The monolithic chip the team designed transmits data using light without losing signal quality, and they hope that for starters it will help companies increase the speed of data travelling through fiber optic networks – even though elsewhere another team just pushed that speed limit to a staggering 44.2 Terabits per second.
In a first, researchers were able to bring together electronic and light-based elements on the same chip, which is a technical breakthrough since, currently, these elements have to be manufactured on separate chips and connected with wires afterward.
Zurich is one such city that uses fiber-optic networks to deliver high-speed internet, TV, and other streaming services, but they fear that by the end of this decade these optical communication networks may reach their limits, and as Juerg Leuthold, ETH Professor of Photonics and Communications, said, “The rising demand will call for new solutions.
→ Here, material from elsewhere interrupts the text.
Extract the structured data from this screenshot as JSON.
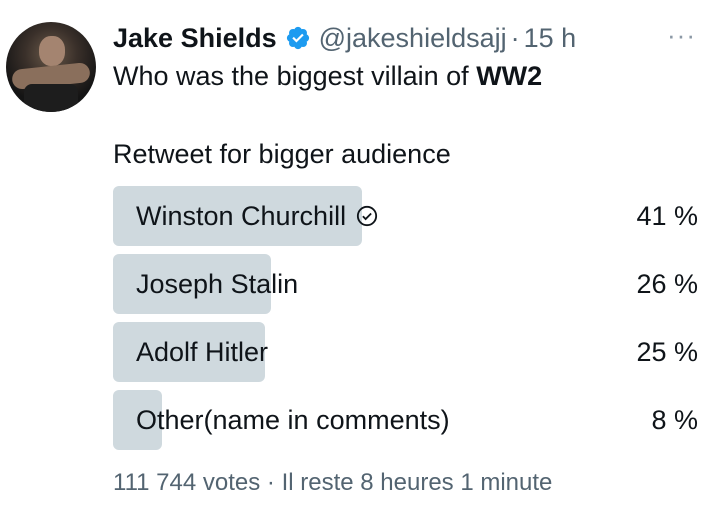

The key to this paradigm shift lies in combining electronic and photonic elements on a single chip.” And that was what the researchers managed to achieve.
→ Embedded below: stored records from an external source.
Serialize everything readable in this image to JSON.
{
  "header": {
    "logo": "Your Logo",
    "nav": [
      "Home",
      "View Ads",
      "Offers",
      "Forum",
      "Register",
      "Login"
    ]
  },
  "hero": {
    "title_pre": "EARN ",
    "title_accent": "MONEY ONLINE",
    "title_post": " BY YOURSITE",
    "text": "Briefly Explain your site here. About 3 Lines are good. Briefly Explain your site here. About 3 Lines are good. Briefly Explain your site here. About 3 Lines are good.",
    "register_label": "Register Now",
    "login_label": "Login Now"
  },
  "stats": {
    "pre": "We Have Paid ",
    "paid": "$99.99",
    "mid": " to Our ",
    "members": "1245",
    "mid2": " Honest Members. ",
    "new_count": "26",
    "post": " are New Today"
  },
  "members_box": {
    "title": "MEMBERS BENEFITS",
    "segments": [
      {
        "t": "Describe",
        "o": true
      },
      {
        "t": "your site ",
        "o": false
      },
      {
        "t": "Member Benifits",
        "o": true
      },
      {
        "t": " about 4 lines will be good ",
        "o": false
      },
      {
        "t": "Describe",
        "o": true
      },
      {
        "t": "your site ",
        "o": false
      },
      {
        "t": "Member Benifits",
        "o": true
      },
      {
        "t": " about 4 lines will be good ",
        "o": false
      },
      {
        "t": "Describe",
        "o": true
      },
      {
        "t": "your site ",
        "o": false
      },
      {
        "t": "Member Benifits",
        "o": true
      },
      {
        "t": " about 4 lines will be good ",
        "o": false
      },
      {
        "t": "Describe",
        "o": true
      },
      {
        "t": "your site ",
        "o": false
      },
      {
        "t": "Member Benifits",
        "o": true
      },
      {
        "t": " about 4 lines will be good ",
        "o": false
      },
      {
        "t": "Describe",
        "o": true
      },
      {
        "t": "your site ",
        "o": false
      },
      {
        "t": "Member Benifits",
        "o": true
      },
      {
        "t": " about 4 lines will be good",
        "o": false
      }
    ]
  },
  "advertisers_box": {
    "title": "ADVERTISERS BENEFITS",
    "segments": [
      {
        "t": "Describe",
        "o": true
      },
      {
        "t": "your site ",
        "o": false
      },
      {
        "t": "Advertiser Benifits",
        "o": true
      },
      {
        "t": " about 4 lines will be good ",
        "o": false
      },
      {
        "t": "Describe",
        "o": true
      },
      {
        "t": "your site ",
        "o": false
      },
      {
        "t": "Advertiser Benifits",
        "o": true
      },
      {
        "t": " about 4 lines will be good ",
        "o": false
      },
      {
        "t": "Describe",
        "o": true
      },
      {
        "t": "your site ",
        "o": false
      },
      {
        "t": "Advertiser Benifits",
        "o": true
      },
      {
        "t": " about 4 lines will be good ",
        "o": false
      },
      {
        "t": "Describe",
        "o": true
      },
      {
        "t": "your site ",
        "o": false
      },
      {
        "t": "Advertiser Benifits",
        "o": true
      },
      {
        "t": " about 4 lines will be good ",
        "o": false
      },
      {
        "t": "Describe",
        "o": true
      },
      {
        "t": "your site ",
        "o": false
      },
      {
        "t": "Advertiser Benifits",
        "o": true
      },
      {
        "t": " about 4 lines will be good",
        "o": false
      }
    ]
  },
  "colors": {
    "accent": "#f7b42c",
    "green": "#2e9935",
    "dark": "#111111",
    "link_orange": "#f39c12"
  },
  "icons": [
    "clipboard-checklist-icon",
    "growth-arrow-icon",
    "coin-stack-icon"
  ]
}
The scientists wrote, “Now electronic signals are converted into light signals using separate chips – this is how we lose a significant amount of signal quality. This is what limits the speed of data transmission with the help of light.”
“Therefore, we started with the development of a modulator – a component on a chip that generates light of a given intensity, converting electrical signals into light waves. The modulator size is very small in order to avoid loss of quality and intensity during the conversion process.”
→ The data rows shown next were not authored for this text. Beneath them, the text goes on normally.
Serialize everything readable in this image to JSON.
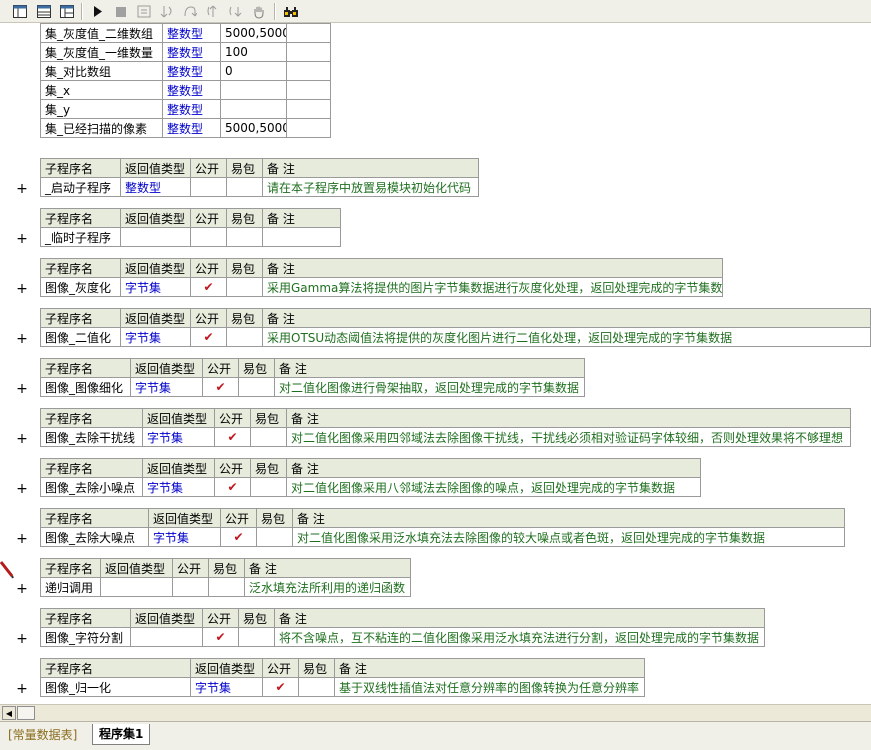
{
  "toolbar": {
    "icons": [
      "layout-icon",
      "table-view-icon",
      "split-view-icon",
      "run-icon",
      "stop-icon",
      "step-icon",
      "step-into-icon",
      "step-over-icon",
      "step-out-icon",
      "run-to-cursor-icon",
      "hand-icon",
      "find-icon"
    ]
  },
  "variables": {
    "rows": [
      {
        "name": "集_灰度值_二维数组",
        "type": "整数型",
        "value": "5000,5000"
      },
      {
        "name": "集_灰度值_一维数量",
        "type": "整数型",
        "value": "100"
      },
      {
        "name": "集_对比数组",
        "type": "整数型",
        "value": "0"
      },
      {
        "name": "集_x",
        "type": "整数型",
        "value": ""
      },
      {
        "name": "集_y",
        "type": "整数型",
        "value": ""
      },
      {
        "name": "集_已经扫描的像素",
        "type": "整数型",
        "value": "5000,5000"
      }
    ]
  },
  "headers": {
    "name": "子程序名",
    "ret": "返回值类型",
    "pub": "公开",
    "easy": "易包",
    "note": "备 注"
  },
  "expand_symbol": "+",
  "subs": [
    {
      "name": "_启动子程序",
      "ret": "整数型",
      "pub": false,
      "note": "请在本子程序中放置易模块初始化代码"
    },
    {
      "name": "_临时子程序",
      "ret": "",
      "pub": false,
      "note": ""
    },
    {
      "name": "图像_灰度化",
      "ret": "字节集",
      "pub": true,
      "note": "采用Gamma算法将提供的图片字节集数据进行灰度化处理，返回处理完成的字节集数据"
    },
    {
      "name": "图像_二值化",
      "ret": "字节集",
      "pub": true,
      "note": "采用OTSU动态阈值法将提供的灰度化图片进行二值化处理，返回处理完成的字节集数据"
    },
    {
      "name": "图像_图像细化",
      "ret": "字节集",
      "pub": true,
      "note": "对二值化图像进行骨架抽取，返回处理完成的字节集数据"
    },
    {
      "name": "图像_去除干扰线",
      "ret": "字节集",
      "pub": true,
      "note": "对二值化图像采用四邻域法去除图像干扰线，干扰线必须相对验证码字体较细，否则处理效果将不够理想"
    },
    {
      "name": "图像_去除小噪点",
      "ret": "字节集",
      "pub": true,
      "note": "对二值化图像采用八邻域法去除图像的噪点，返回处理完成的字节集数据"
    },
    {
      "name": "图像_去除大噪点",
      "ret": "字节集",
      "pub": true,
      "note": "对二值化图像采用泛水填充法去除图像的较大噪点或者色斑，返回处理完成的字节集数据"
    },
    {
      "name": "递归调用",
      "ret": "",
      "pub": false,
      "note": "泛水填充法所利用的递归函数"
    },
    {
      "name": "图像_字符分割",
      "ret": "",
      "pub": true,
      "note": "将不含噪点，互不粘连的二值化图像采用泛水填充法进行分割，返回处理完成的字节集数据"
    },
    {
      "name": "图像_归一化",
      "ret": "字节集",
      "pub": true,
      "note": "基于双线性插值法对任意分辨率的图像转换为任意分辨率"
    }
  ],
  "tabs": {
    "constants": "[常量数据表]",
    "module": "程序集1"
  },
  "colors": {
    "header_bg": "#e6ebdc",
    "type_blue": "#0000cc",
    "note_green": "#1f6f1f",
    "check_red": "#c0161d"
  }
}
The researchers were able to produce small monolithic circuits that have a photonic and an electronic layer, and in order to convert electrical signals to even faster optical ones, the photonic layer was made to contain a plasma intensity modulator that is based on metal structures that direct light to achieve high data rates.
The four input signals with lowers speeds are combined and amplified to form a high-speed electrical signal. Researchers were able to transfer data at a record-breaking speed of 100 gigabits per second using the novel chip in a first.
Leuthold stated that their preliminary tests indicate that these technologies can be connected to create the fastest compact chips.
“We’re convinced that this solution can also pave the way for faster data transmission in optical communication networks of the future,” they said.
The study was published in the journal Nature Electronics.